Der Komponist bei Freud
Mahler auf der Couch
Vor genau hundert Jahren kam es in einem holländischen Seebad zu einem geheimnisvollen Treffen zwischen zwei Größen des Wiener Kulturlebens. Gustav Mahler suchte damals wegen Eheproblemen die Hilfe Sigmund Freuds. Der Film "Mahler auf der Couch" greift dieses historisch verbürgte Ereignis auf.
27. April 2017, 15:40
Mittagsjournal, 07.09.2010
Johannes Silberschneider spielt den Komponisten, als sein Gegenüber Doktor Freud ist Karl Markovics zu sehen. Am Donnerstag kommt der Film in die heimischen Kinos.
Affäre löst Ehekrise aus
Acht Jahre waren Alma und Gustav Mahler verheiratet, als es zur großen Ehekrise kam. Auslöser war eine Affäre Almas mit dem Bauhaus-Gründer Walter Gropius. Die drohende Trennung stürzte Gustav Mahler in tiefe Verzweiflung. Als letzter Ausweg erschien ihm eine Therapie bei Sigmund Freud, dem Vater der Psychoanalyse. Und so kam es zum seltsamen Zusammentreffen dieser beiden ungleichen Männer.

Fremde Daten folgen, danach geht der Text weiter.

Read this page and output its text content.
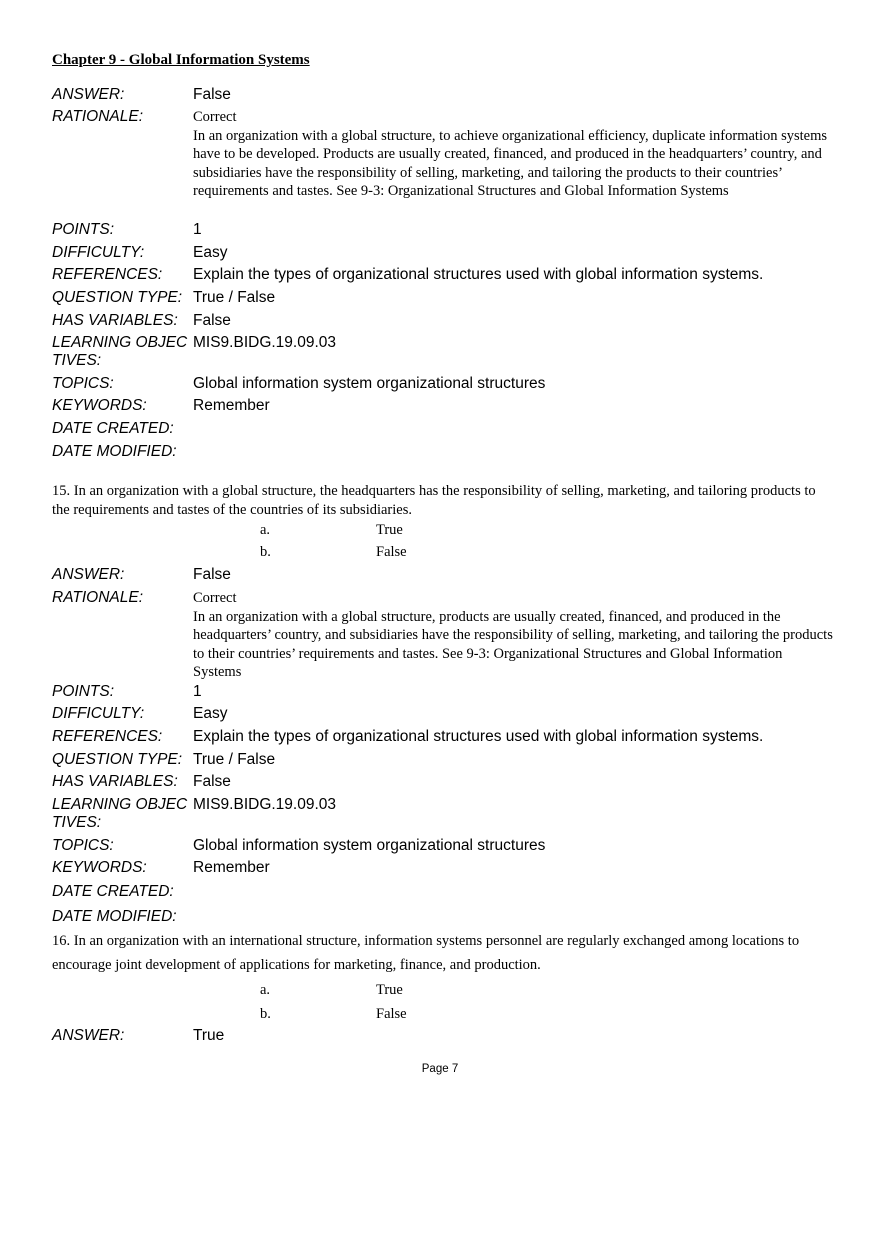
Chapter 9 - Global Information Systems
ANSWER:	False
RATIONALE:	Correct
In an organization with a global structure, to achieve organizational efficiency, duplicate information systems have to be developed. Products are usually created, financed, and produced in the headquarters’ country, and subsidiaries have the responsibility of selling, marketing, and tailoring the products to their countries’ requirements and tastes. See 9-3: Organizational Structures and Global Information Systems
POINTS:	1
DIFFICULTY:	Easy
REFERENCES:	Explain the types of organizational structures used with global information systems.
QUESTION TYPE: True / False
HAS VARIABLES: False
LEARNING OBJECTIVES:
MIS9.BIDG.19.09.03
TOPICS:	Global information system organizational structures
KEYWORDS:	Remember
DATE CREATED:
DATE MODIFIED:
15. In an organization with a global structure, the headquarters has the responsibility of selling, marketing, and tailoring products to the requirements and tastes of the countries of its subsidiaries.
a.	True
b.	False
ANSWER:	False
RATIONALE:	Correct
In an organization with a global structure, products are usually created, financed, and produced in the headquarters’ country, and subsidiaries have the responsibility of selling, marketing, and tailoring the products to their countries’ requirements and tastes. See 9-3: Organizational Structures and Global Information Systems
POINTS:	1
DIFFICULTY:	Easy
REFERENCES:	Explain the types of organizational structures used with global information systems.
QUESTION TYPE: True / False
HAS VARIABLES: False
LEARNING OBJECTIVES:
MIS9.BIDG.19.09.03
TOPICS:	Global information system organizational structures
KEYWORDS:	Remember
DATE CREATED:
DATE MODIFIED:
16. In an organization with an international structure, information systems personnel are regularly exchanged among locations to encourage joint development of applications for marketing, finance, and production.
a.	True
b.	False
ANSWER:	True
Page 7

"Der eine will eigentlich nichts sagen. Er will sich zwar helfen lassen, aber er will dem anderen nicht sagen, was wirklich ist. Der andere ist im Urlaub und will eigentlich gar nicht arbeiten. Da bläst ihm ein komischer Wind entgegen", so die Regisseure Percy und Felix Adlon. "Wenn das nicht Mahler gewesen wäre, wäre sich Freud mit ihm nie getroffen."
Komponierverbot für Alma
Als berechnende Femme Fatale wird Alma Mahler immer wieder dargestellt. In der Ehe mit dem fast zwanzig Jahre älteren Komponisten hatte sie jedoch einiges zu erleiden. "Dass Du so werden musst, wie ich es brauche, wenn wir glücklich werden sollen - das ist sicher!", hatte Mahler ihr schon vor der Hochzeit ganz unumwunden geschrieben. Tatsächlich durfte Alma, die früher auch selbst komponiert hatte, in der Ehe ihrer künstlerischen Arbeit nicht mehr nachgehen.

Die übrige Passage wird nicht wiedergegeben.